31 October 2007

The 2007 WADA Questionnaire for laboratories

This post is being published (nearly) simultaneously at:

+ + + + crystelZENmud and WADAwatch + + + +

A questionnaire for the WADA-accredited laboratories was laboriously elaborated, fine-tuned and published, to request information of a public nature. It was emailed to each of the WADA-accredited labs via the email addresses that were public record via the WADA website. Nearly one hundred hours of legal-training, and evaluation-training, went in to the drafting of this document.

It also put these publicly-financed entities 'on notice' that the world was watching them, and WADA, as that organization (publicly-financed through contributions from governments and Sporting Federations) bore down on the month of November 2007: the month in which WADA would 'elect' its new President, to replace outgoing iconoclastic Dick Pound, and approve the changes that had been drafted into the WADA CODE 2003 (soon becoming WADA CODE 2007).

The Questionnaire was only eight pages long (another link to it here), and a DISCLAIMER advised the recipients (from each of the then-34 laboratories) that the Questionnaire had no (Zero) affiliation with WADA, nor was it sponsored, nor approved in advance, by WADA.

The Questionnaire was also sent to these laboratories on three separate occasions, to ensure timely attention to the important issues that were presented.

TODAY, ZENmud productions announces the results.

?

Correct!

Not one laboratory, in the interests of transparent, independent research, was capable or inclined towards revealing its institutional opinion on the issues that were raised, by crystelZENmud.

Not one laboratory went on the record, with its stated goals for improving their own performance, and that of their co-Signatory institution labs;

Not one laboratory preferred to show the world that self-evaluation and self-improvement were a part of their agenda for the WADA World Conference on Doping in Sport.

Are these laboratories perfect? If they were, cases would not be falling apart as they have from many cycling-world incidents, and many more beyond.

What were the issues that these laboratories avoided answering? Not very difficult to list them:

  1. Were labs satisfied as to WADA's ability to uphold 'universal harmonization' as found in the WADA CODE Introduction? (Question 1)
  2. Is the FUNDAMENTAL RATIONAL applicable to Athletes only, or other Signatories (such as labs), in terms of 'respect for rules and laws'? (Q 3)
  3. Should the 'presumption' provided for lab work, found in Article 3.2.1, which allows labs an advantage as to the quality of their lab work, be coupled to an Article that would offer means whereby a lab could be suspended or discredited if its work were found to be sub-standard? (Q 4)
  4. Does Article 6.4 of the WADA CODE need amplification, or should a new sub-Article of the CODE be introduced, which would create a mechanism for WADA to address Signatories' requests for investigation of a lab, upon well-founded bases for investigation of lab test results, or results management issues? (Q 5)

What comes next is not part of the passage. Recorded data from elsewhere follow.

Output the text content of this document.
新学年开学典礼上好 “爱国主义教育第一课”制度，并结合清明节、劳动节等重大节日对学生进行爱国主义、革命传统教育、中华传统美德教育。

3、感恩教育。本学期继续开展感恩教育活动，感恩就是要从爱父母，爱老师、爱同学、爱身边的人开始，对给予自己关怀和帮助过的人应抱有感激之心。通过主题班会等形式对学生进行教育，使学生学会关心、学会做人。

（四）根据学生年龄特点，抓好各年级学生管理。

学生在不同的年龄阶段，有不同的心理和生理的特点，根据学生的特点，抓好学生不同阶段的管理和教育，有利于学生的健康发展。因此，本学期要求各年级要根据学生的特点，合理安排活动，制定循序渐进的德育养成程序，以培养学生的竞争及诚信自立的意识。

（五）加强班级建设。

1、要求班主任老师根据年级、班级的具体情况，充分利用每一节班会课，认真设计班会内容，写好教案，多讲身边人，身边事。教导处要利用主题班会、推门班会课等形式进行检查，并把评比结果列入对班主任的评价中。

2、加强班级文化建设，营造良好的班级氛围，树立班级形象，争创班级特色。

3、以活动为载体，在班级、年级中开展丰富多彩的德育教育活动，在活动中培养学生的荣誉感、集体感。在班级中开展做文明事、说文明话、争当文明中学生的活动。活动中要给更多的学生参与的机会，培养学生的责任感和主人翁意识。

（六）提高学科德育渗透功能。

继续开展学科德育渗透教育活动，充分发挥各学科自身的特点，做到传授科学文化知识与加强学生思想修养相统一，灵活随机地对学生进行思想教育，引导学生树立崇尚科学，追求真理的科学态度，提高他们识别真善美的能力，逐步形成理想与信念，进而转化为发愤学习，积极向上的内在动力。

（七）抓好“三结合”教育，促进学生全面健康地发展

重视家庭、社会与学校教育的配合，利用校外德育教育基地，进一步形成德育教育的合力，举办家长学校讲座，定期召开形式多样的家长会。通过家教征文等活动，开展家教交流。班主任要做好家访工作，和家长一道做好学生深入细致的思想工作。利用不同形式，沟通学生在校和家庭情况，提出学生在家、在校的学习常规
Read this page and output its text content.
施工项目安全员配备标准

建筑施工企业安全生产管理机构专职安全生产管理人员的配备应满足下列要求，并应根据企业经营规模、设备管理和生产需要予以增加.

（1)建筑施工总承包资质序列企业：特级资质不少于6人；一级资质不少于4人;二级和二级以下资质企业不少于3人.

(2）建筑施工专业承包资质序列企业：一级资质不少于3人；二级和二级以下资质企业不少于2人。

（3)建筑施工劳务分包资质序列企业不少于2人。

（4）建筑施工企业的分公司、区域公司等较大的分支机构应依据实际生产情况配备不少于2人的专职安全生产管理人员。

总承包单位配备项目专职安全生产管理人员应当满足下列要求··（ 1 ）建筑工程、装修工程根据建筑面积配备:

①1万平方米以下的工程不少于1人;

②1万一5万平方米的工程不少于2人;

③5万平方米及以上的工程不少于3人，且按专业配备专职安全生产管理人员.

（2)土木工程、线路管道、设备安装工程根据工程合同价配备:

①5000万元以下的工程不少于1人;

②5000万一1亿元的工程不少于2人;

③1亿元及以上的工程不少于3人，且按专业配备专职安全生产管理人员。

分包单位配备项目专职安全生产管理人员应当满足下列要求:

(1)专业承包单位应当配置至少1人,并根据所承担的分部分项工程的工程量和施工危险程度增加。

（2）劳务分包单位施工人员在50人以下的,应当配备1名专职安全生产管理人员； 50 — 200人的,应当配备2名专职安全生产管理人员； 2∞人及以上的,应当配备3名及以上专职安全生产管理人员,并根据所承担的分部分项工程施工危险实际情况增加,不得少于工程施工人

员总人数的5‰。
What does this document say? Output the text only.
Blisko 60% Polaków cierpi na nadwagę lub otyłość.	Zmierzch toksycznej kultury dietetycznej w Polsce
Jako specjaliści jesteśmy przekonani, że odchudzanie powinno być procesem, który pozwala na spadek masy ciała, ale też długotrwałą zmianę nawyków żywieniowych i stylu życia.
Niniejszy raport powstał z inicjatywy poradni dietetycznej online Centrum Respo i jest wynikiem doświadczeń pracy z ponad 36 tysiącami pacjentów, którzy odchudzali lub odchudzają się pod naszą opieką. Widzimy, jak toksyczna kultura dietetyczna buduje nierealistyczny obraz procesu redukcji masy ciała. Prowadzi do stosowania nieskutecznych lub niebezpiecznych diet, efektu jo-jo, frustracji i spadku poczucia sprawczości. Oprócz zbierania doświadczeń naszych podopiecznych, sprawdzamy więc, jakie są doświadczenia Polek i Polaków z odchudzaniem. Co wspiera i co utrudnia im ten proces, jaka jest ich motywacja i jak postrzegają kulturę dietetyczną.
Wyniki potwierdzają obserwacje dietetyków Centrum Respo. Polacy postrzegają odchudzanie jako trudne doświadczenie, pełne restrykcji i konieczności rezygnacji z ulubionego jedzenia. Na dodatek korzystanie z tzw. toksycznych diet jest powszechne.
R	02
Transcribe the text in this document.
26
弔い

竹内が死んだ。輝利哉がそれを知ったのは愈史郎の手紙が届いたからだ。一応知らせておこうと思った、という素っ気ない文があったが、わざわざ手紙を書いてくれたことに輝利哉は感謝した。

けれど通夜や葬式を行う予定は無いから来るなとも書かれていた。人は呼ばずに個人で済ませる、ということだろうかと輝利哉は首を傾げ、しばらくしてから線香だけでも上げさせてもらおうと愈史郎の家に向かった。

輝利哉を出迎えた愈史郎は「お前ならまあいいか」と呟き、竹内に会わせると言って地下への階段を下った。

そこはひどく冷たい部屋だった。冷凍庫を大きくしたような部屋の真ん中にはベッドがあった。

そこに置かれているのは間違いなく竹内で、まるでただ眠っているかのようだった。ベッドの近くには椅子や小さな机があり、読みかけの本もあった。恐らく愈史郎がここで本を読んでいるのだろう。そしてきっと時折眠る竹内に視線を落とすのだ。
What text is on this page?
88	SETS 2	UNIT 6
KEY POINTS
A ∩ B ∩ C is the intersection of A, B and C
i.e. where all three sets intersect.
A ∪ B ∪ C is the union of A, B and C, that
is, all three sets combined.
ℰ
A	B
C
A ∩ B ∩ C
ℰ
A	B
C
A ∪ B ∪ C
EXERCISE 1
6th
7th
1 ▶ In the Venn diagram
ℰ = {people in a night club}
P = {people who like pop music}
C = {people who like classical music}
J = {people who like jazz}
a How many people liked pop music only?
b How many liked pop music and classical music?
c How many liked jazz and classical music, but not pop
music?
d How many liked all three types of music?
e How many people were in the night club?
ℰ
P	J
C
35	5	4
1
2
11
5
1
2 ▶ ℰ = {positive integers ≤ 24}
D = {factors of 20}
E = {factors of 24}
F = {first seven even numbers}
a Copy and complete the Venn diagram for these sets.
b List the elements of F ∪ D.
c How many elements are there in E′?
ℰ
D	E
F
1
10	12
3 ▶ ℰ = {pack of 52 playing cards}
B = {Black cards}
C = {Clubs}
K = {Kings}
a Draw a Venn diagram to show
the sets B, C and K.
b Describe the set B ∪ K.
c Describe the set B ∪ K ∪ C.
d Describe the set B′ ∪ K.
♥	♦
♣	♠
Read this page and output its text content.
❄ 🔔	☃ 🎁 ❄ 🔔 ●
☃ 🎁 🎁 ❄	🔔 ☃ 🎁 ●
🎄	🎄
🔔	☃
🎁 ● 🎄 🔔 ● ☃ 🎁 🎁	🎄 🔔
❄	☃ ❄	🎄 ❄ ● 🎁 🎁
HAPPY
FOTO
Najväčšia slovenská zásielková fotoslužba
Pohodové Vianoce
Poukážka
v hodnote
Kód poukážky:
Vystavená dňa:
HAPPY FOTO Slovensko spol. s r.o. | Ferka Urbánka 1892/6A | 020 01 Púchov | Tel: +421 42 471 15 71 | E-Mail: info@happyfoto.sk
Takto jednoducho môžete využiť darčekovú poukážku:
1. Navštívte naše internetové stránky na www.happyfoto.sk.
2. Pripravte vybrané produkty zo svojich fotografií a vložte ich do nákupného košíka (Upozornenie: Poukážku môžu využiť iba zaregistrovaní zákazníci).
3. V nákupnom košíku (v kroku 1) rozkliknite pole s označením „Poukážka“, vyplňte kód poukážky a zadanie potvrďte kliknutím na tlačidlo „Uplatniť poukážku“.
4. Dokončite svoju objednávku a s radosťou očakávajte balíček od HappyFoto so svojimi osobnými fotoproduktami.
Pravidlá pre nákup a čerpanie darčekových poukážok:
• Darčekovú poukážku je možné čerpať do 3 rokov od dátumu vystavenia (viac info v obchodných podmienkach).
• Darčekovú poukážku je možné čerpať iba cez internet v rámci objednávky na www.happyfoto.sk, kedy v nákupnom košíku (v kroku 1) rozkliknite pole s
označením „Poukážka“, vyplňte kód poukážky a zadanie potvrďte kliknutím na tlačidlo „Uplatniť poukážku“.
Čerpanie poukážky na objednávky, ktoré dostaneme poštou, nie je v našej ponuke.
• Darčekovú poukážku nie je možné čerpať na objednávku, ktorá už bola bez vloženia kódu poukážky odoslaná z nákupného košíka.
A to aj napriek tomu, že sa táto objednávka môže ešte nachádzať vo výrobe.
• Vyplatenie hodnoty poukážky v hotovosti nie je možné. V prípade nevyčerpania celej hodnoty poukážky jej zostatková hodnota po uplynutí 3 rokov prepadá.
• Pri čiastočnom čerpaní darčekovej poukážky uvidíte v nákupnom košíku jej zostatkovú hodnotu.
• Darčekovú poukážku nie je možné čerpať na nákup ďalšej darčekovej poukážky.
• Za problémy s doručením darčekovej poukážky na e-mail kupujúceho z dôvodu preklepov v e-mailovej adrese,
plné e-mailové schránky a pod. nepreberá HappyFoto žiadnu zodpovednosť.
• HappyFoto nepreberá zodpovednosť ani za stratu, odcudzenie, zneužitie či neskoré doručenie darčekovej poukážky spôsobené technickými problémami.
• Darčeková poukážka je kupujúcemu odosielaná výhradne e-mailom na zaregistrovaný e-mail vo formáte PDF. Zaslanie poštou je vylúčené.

As author of this Questionnaire, ZENmud Central is saddened that the laboratories chose not to respond: they will receive a final chance to do so in Madrid, at the WADA World Conference on Doping in Sport.

Did ZENmud productions really anticipate voluntary disclosure of such information?

Yes! The news we receive, especially from the cycling world, is an amalgam of intrigue, testing failures and laboratory 'vacations' (read: 'work stoppages' or STRIKES)

If a change of heart possesses any of the laboratories, crystelZENmud will post results in the future: but it looks bleak at the present, for 'transparency' to reign in WADA-world.